In fact, it is easy to see (and follows from Corollary~\ref{cor:cOUisBraids})
that the only 1-component OU tangle is the trivial, making the failure
of Forollary~\ref{for:classification} quite spectacular.
\endpar{\ref{disc:froofs1}}

\begin{figure}
\def\rO{{\red O}}\def\rU{{\red U}}\def\b{{\color{black}$\bullet$}}
\resizebox{\linewidth}{!}{\input{figs/swirls.pdf_t}}
\caption{
  An attempt to fix a non-OU tangle diagram. In each step we use a
  single glide move to fix the first UO sequence encountered on strand
  1 (we mark it with a $\bullet$), but things get progressively more
  complicated. The O/U sequences below the diagrams are listed from the
  perspective of strand 1.
} \label{fig:swirls}
\end{figure}

\Needspace{17mm} % 16mm is not enough.
\parpic[r]{\input{figs/OmittedCase.pdf_t}}
\begin{discussion} Similarly, the froof of Theorem~\ref{thm:unique} is
faulty because one case of adjacent UO intervals (shown on the right)
is omitted. Yet in fact, Theorem~\ref{thm:unique} holds true as stated,
for if the piece on the right occurs within a tangle diagram, it cannot be
fixed to be OU using glide moves. This along with Theorem~\ref{thm:unique}
itself follow from Theorem~\ref{thm:acyclic}, proven in the next section.
\end{discussion}

\begin{discussion} The Separation of Tangles Forollary
(\ref{for:UniqueReduced}) is of course false as stated, but only
because it relies on the Gliding Fheorem (\ref{fhm:every}), and in
fact there is some truth in its froof. See Corollaries~\ref{cor:braids}
and~\ref{cor:vbraids}.
\end{discussion}

\begin{discussion} \label{disc:Options}
While the fheorems of this section are false, there is a bit of truth
in each of their froofs and it would be a shame to lose that bit for
the bit of falsehood in them. Can we still save something from this situation?
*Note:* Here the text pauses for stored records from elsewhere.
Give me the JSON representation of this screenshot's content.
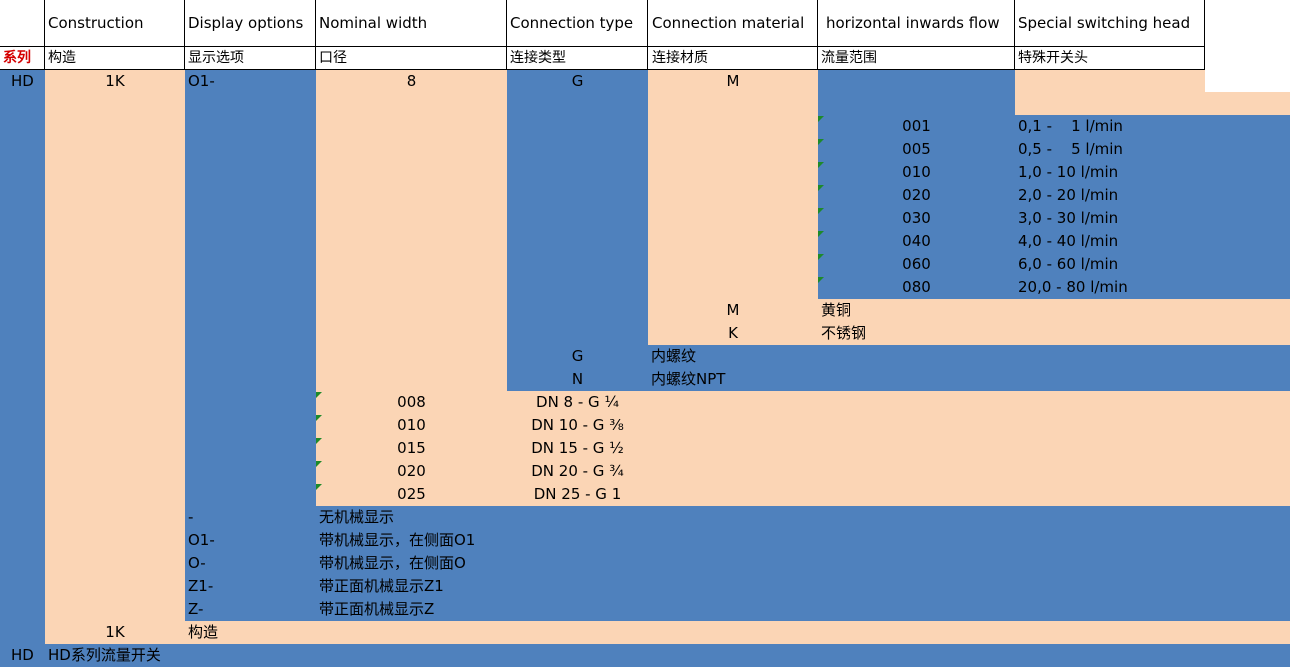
{
  "headers": [
    "Construction",
    "Display options",
    "Nominal width",
    "Connection type",
    "Connection material",
    "horizontal inwards flow",
    "Special switching head"
  ],
  "subheaders": {
    "series": "系列",
    "construction": "构造",
    "display": "显示选项",
    "nominal": "口径",
    "conn_type": "连接类型",
    "conn_material": "连接材质",
    "flow_range": "流量范围",
    "switch_head": "特殊开关头"
  },
  "model": {
    "series": "HD",
    "construction": "1K",
    "display": "O1-",
    "nominal": "8",
    "conn_type": "G",
    "conn_material": "M"
  },
  "flow_rows": [
    {
      "code": "001",
      "range": "0,1 -    1 l/min"
    },
    {
      "code": "005",
      "range": "0,5 -    5 l/min"
    },
    {
      "code": "010",
      "range": "1,0 - 10 l/min"
    },
    {
      "code": "020",
      "range": "2,0 - 20 l/min"
    },
    {
      "code": "030",
      "range": "3,0 - 30 l/min"
    },
    {
      "code": "040",
      "range": "4,0 - 40 l/min"
    },
    {
      "code": "060",
      "range": "6,0 - 60 l/min"
    },
    {
      "code": "080",
      "range": "20,0 - 80 l/min"
    }
  ],
  "material_rows": [
    {
      "code": "M",
      "desc": "黄铜"
    },
    {
      "code": "K",
      "desc": "不锈钢"
    }
  ],
  "conn_type_rows": [
    {
      "code": "G",
      "desc": "内螺纹"
    },
    {
      "code": "N",
      "desc": "内螺纹NPT"
    }
  ],
  "nominal_rows": [
    {
      "code": "008",
      "desc": "DN 8 - G ¼"
    },
    {
      "code": "010",
      "desc": "DN 10 - G ⅜"
    },
    {
      "code": "015",
      "desc": "DN 15 - G ½"
    },
    {
      "code": "020",
      "desc": "DN 20 - G ¾"
    },
    {
      "code": "025",
      "desc": "DN 25 - G 1"
    }
  ],
  "display_rows": [
    {
      "code": "-",
      "desc": "无机械显示"
    },
    {
      "code": "O1-",
      "desc": "带机械显示，在侧面O1"
    },
    {
      "code": "O-",
      "desc": "带机械显示，在侧面O"
    },
    {
      "code": "Z1-",
      "desc": "带正面机械显示Z1"
    },
    {
      "code": "Z-",
      "desc": "带正面机械显示Z"
    }
  ],
  "construction_row": {
    "code": "1K",
    "desc": "构造"
  },
  "series_row": {
    "code": "HD",
    "desc": "HD系列流量开关"
  }
}
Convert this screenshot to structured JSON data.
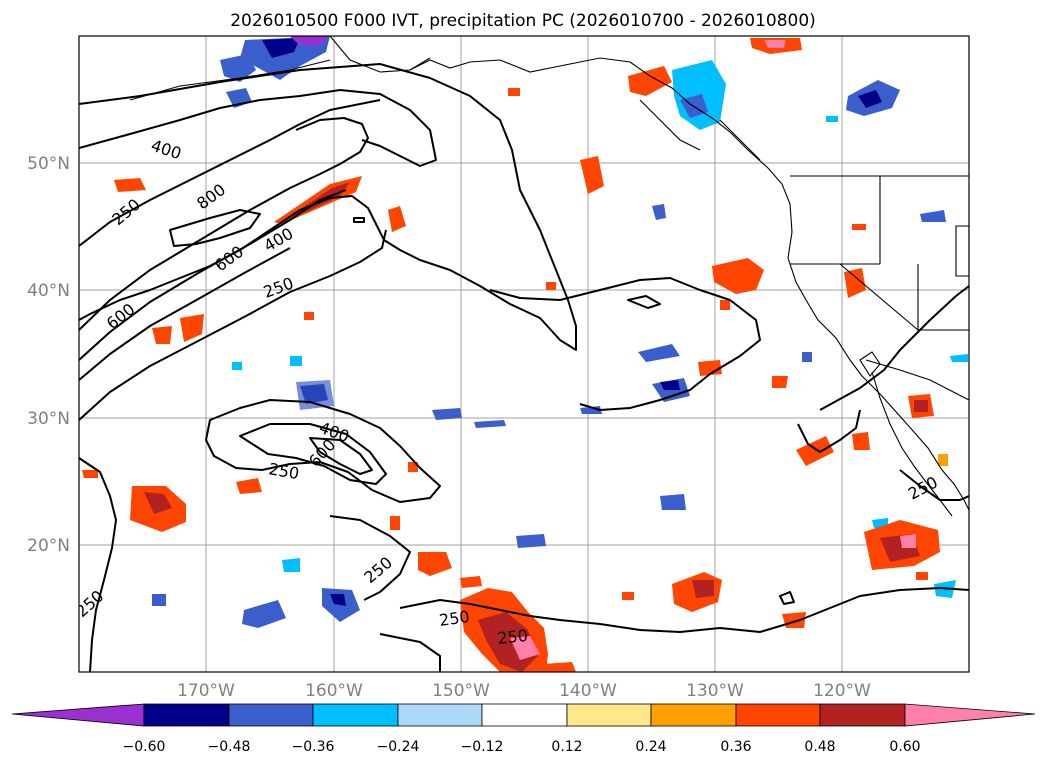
{
  "title": "2026010500 F000 IVT, precipitation PC (2026010700 - 2026010800)",
  "map": {
    "lat_labels": [
      "50°N",
      "40°N",
      "30°N",
      "20°N"
    ],
    "lon_labels": [
      "170°W",
      "160°W",
      "150°W",
      "140°W",
      "130°W",
      "120°W"
    ],
    "ivt_contour_levels": [
      250,
      400,
      600,
      800
    ],
    "contour_labels": [
      "400",
      "250",
      "800",
      "600",
      "400",
      "250",
      "600",
      "400",
      "600",
      "250",
      "250",
      "250",
      "250",
      "250",
      "250"
    ]
  },
  "colorbar": {
    "ticks": [
      "−0.60",
      "−0.48",
      "−0.36",
      "−0.24",
      "−0.12",
      "0.12",
      "0.24",
      "0.36",
      "0.48",
      "0.60"
    ],
    "colors": [
      "#9b30d0",
      "#00008b",
      "#3a5fcd",
      "#00bfff",
      "#add8f8",
      "#ffffff",
      "#ffe88a",
      "#ffa000",
      "#ff4500",
      "#b22222",
      "#ff80a8"
    ]
  }
}
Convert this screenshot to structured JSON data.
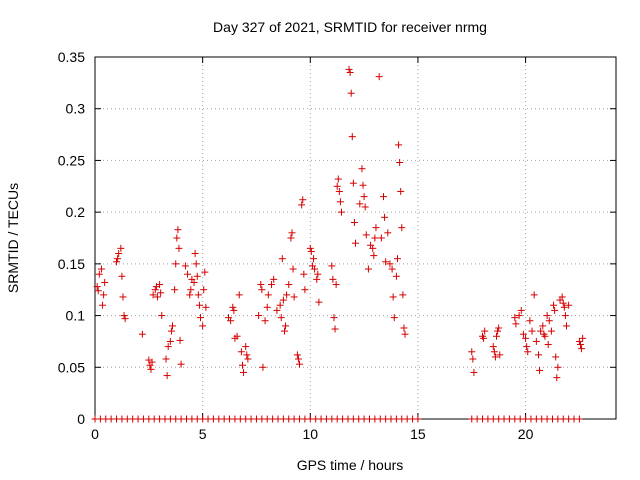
{
  "chart_data": {
    "type": "scatter",
    "title": "Day 327 of 2021, SRMTID for receiver nrmg",
    "xlabel": "GPS time / hours",
    "ylabel": "SRMTID / TECUs",
    "xlim": [
      0,
      24.2
    ],
    "ylim": [
      0,
      0.35
    ],
    "x_ticks": [
      0,
      5,
      10,
      15,
      20
    ],
    "x_tick_labels": [
      "0",
      "5",
      "10",
      "15",
      "20"
    ],
    "y_ticks": [
      0,
      0.05,
      0.1,
      0.15,
      0.2,
      0.25,
      0.3,
      0.35
    ],
    "y_tick_labels": [
      "0",
      "0.05",
      "0.1",
      "0.15",
      "0.2",
      "0.25",
      "0.3",
      "0.35"
    ],
    "grid": true,
    "marker": "+",
    "color": "#d40000",
    "zero_segments": [
      {
        "start": 0.0,
        "end": 15.1,
        "step": 0.25
      },
      {
        "start": 17.5,
        "end": 22.6,
        "step": 0.25
      }
    ],
    "series": [
      {
        "name": "SRMTID",
        "points": [
          [
            0.1,
            0.128
          ],
          [
            0.15,
            0.124
          ],
          [
            0.2,
            0.14
          ],
          [
            0.3,
            0.145
          ],
          [
            0.35,
            0.11
          ],
          [
            0.4,
            0.12
          ],
          [
            0.45,
            0.132
          ],
          [
            1.0,
            0.152
          ],
          [
            1.05,
            0.155
          ],
          [
            1.1,
            0.16
          ],
          [
            1.2,
            0.165
          ],
          [
            1.25,
            0.138
          ],
          [
            1.3,
            0.118
          ],
          [
            1.35,
            0.1
          ],
          [
            1.4,
            0.097
          ],
          [
            2.2,
            0.082
          ],
          [
            2.5,
            0.057
          ],
          [
            2.55,
            0.052
          ],
          [
            2.6,
            0.048
          ],
          [
            2.65,
            0.055
          ],
          [
            2.7,
            0.12
          ],
          [
            2.8,
            0.125
          ],
          [
            2.85,
            0.128
          ],
          [
            2.9,
            0.118
          ],
          [
            3.0,
            0.13
          ],
          [
            3.05,
            0.122
          ],
          [
            3.1,
            0.1
          ],
          [
            3.3,
            0.058
          ],
          [
            3.35,
            0.042
          ],
          [
            3.4,
            0.07
          ],
          [
            3.5,
            0.075
          ],
          [
            3.55,
            0.085
          ],
          [
            3.6,
            0.09
          ],
          [
            3.7,
            0.125
          ],
          [
            3.75,
            0.15
          ],
          [
            3.8,
            0.175
          ],
          [
            3.85,
            0.183
          ],
          [
            3.9,
            0.165
          ],
          [
            3.95,
            0.076
          ],
          [
            4.0,
            0.053
          ],
          [
            4.2,
            0.148
          ],
          [
            4.3,
            0.14
          ],
          [
            4.4,
            0.12
          ],
          [
            4.45,
            0.125
          ],
          [
            4.5,
            0.135
          ],
          [
            4.6,
            0.132
          ],
          [
            4.65,
            0.16
          ],
          [
            4.7,
            0.15
          ],
          [
            4.75,
            0.138
          ],
          [
            4.8,
            0.12
          ],
          [
            4.85,
            0.11
          ],
          [
            4.9,
            0.098
          ],
          [
            5.0,
            0.09
          ],
          [
            5.05,
            0.125
          ],
          [
            5.1,
            0.142
          ],
          [
            5.15,
            0.108
          ],
          [
            6.2,
            0.098
          ],
          [
            6.3,
            0.095
          ],
          [
            6.4,
            0.108
          ],
          [
            6.45,
            0.105
          ],
          [
            6.5,
            0.078
          ],
          [
            6.6,
            0.08
          ],
          [
            6.7,
            0.12
          ],
          [
            6.8,
            0.065
          ],
          [
            6.85,
            0.052
          ],
          [
            6.9,
            0.045
          ],
          [
            7.0,
            0.07
          ],
          [
            7.05,
            0.062
          ],
          [
            7.1,
            0.058
          ],
          [
            7.6,
            0.1
          ],
          [
            7.7,
            0.13
          ],
          [
            7.75,
            0.125
          ],
          [
            7.8,
            0.05
          ],
          [
            7.9,
            0.095
          ],
          [
            8.0,
            0.108
          ],
          [
            8.05,
            0.12
          ],
          [
            8.2,
            0.13
          ],
          [
            8.3,
            0.135
          ],
          [
            8.45,
            0.105
          ],
          [
            8.6,
            0.11
          ],
          [
            8.65,
            0.098
          ],
          [
            8.7,
            0.155
          ],
          [
            8.75,
            0.115
          ],
          [
            8.8,
            0.085
          ],
          [
            8.85,
            0.09
          ],
          [
            8.9,
            0.12
          ],
          [
            9.0,
            0.13
          ],
          [
            9.1,
            0.175
          ],
          [
            9.15,
            0.18
          ],
          [
            9.2,
            0.145
          ],
          [
            9.25,
            0.118
          ],
          [
            9.4,
            0.062
          ],
          [
            9.45,
            0.058
          ],
          [
            9.5,
            0.053
          ],
          [
            9.6,
            0.207
          ],
          [
            9.65,
            0.212
          ],
          [
            9.7,
            0.14
          ],
          [
            9.75,
            0.125
          ],
          [
            10.0,
            0.165
          ],
          [
            10.05,
            0.162
          ],
          [
            10.1,
            0.148
          ],
          [
            10.15,
            0.155
          ],
          [
            10.2,
            0.145
          ],
          [
            10.3,
            0.135
          ],
          [
            10.35,
            0.14
          ],
          [
            10.4,
            0.113
          ],
          [
            11.0,
            0.148
          ],
          [
            11.05,
            0.135
          ],
          [
            11.1,
            0.098
          ],
          [
            11.15,
            0.087
          ],
          [
            11.2,
            0.13
          ],
          [
            11.25,
            0.225
          ],
          [
            11.3,
            0.232
          ],
          [
            11.35,
            0.22
          ],
          [
            11.4,
            0.21
          ],
          [
            11.45,
            0.2
          ],
          [
            11.8,
            0.338
          ],
          [
            11.85,
            0.335
          ],
          [
            11.9,
            0.315
          ],
          [
            11.95,
            0.273
          ],
          [
            12.0,
            0.228
          ],
          [
            12.05,
            0.19
          ],
          [
            12.1,
            0.17
          ],
          [
            12.3,
            0.208
          ],
          [
            12.4,
            0.242
          ],
          [
            12.45,
            0.226
          ],
          [
            12.5,
            0.215
          ],
          [
            12.55,
            0.205
          ],
          [
            12.6,
            0.178
          ],
          [
            12.7,
            0.145
          ],
          [
            12.8,
            0.168
          ],
          [
            12.9,
            0.165
          ],
          [
            12.95,
            0.158
          ],
          [
            13.0,
            0.175
          ],
          [
            13.05,
            0.185
          ],
          [
            13.2,
            0.331
          ],
          [
            13.3,
            0.175
          ],
          [
            13.4,
            0.215
          ],
          [
            13.45,
            0.195
          ],
          [
            13.5,
            0.152
          ],
          [
            13.6,
            0.18
          ],
          [
            13.7,
            0.15
          ],
          [
            13.8,
            0.145
          ],
          [
            13.85,
            0.118
          ],
          [
            13.9,
            0.098
          ],
          [
            14.0,
            0.138
          ],
          [
            14.05,
            0.155
          ],
          [
            14.1,
            0.265
          ],
          [
            14.15,
            0.248
          ],
          [
            14.2,
            0.22
          ],
          [
            14.25,
            0.185
          ],
          [
            14.3,
            0.12
          ],
          [
            14.35,
            0.088
          ],
          [
            14.4,
            0.082
          ],
          [
            17.5,
            0.065
          ],
          [
            17.55,
            0.058
          ],
          [
            17.6,
            0.045
          ],
          [
            18.0,
            0.08
          ],
          [
            18.05,
            0.078
          ],
          [
            18.1,
            0.085
          ],
          [
            18.5,
            0.07
          ],
          [
            18.55,
            0.065
          ],
          [
            18.6,
            0.06
          ],
          [
            18.65,
            0.08
          ],
          [
            18.7,
            0.085
          ],
          [
            18.75,
            0.088
          ],
          [
            18.8,
            0.062
          ],
          [
            19.5,
            0.098
          ],
          [
            19.55,
            0.092
          ],
          [
            19.7,
            0.1
          ],
          [
            19.8,
            0.105
          ],
          [
            19.9,
            0.082
          ],
          [
            20.0,
            0.078
          ],
          [
            20.05,
            0.07
          ],
          [
            20.1,
            0.065
          ],
          [
            20.2,
            0.095
          ],
          [
            20.3,
            0.085
          ],
          [
            20.4,
            0.12
          ],
          [
            20.5,
            0.075
          ],
          [
            20.6,
            0.062
          ],
          [
            20.65,
            0.047
          ],
          [
            20.7,
            0.085
          ],
          [
            20.8,
            0.09
          ],
          [
            20.85,
            0.082
          ],
          [
            20.9,
            0.08
          ],
          [
            21.0,
            0.1
          ],
          [
            21.05,
            0.072
          ],
          [
            21.1,
            0.095
          ],
          [
            21.2,
            0.085
          ],
          [
            21.3,
            0.11
          ],
          [
            21.35,
            0.105
          ],
          [
            21.4,
            0.06
          ],
          [
            21.45,
            0.04
          ],
          [
            21.5,
            0.05
          ],
          [
            21.6,
            0.115
          ],
          [
            21.7,
            0.118
          ],
          [
            21.75,
            0.112
          ],
          [
            21.8,
            0.108
          ],
          [
            21.85,
            0.1
          ],
          [
            21.9,
            0.09
          ],
          [
            22.0,
            0.11
          ],
          [
            22.5,
            0.075
          ],
          [
            22.55,
            0.072
          ],
          [
            22.6,
            0.068
          ],
          [
            22.65,
            0.078
          ]
        ]
      }
    ]
  }
}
There are many options to consider. Perhaps things become true if
we restrict to some subsets of the set of all tangles? (Braids,
Section~\ref{ssec:classical}). Perhaps if we extend to some
superset? Perhaps if we consider some subset of a superset? (Virtual
braids, Section~\ref{ssec:virtual}). Perhaps we ought to look at some
form of a finite-type completion? Perhaps we should look at tangles
in manifolds? At quotients of the space of tangles? At images? At some
combinations of these options?

The overall theme of this paper is that it is worthwhile to explore
these options. In fact, 
many of these options have already been explored, each in a different
context and without the realization that these different contexts share
a common theme. See Section~\ref{sec:more}. \endpar{\ref{disc:Options}}
\end{discussion}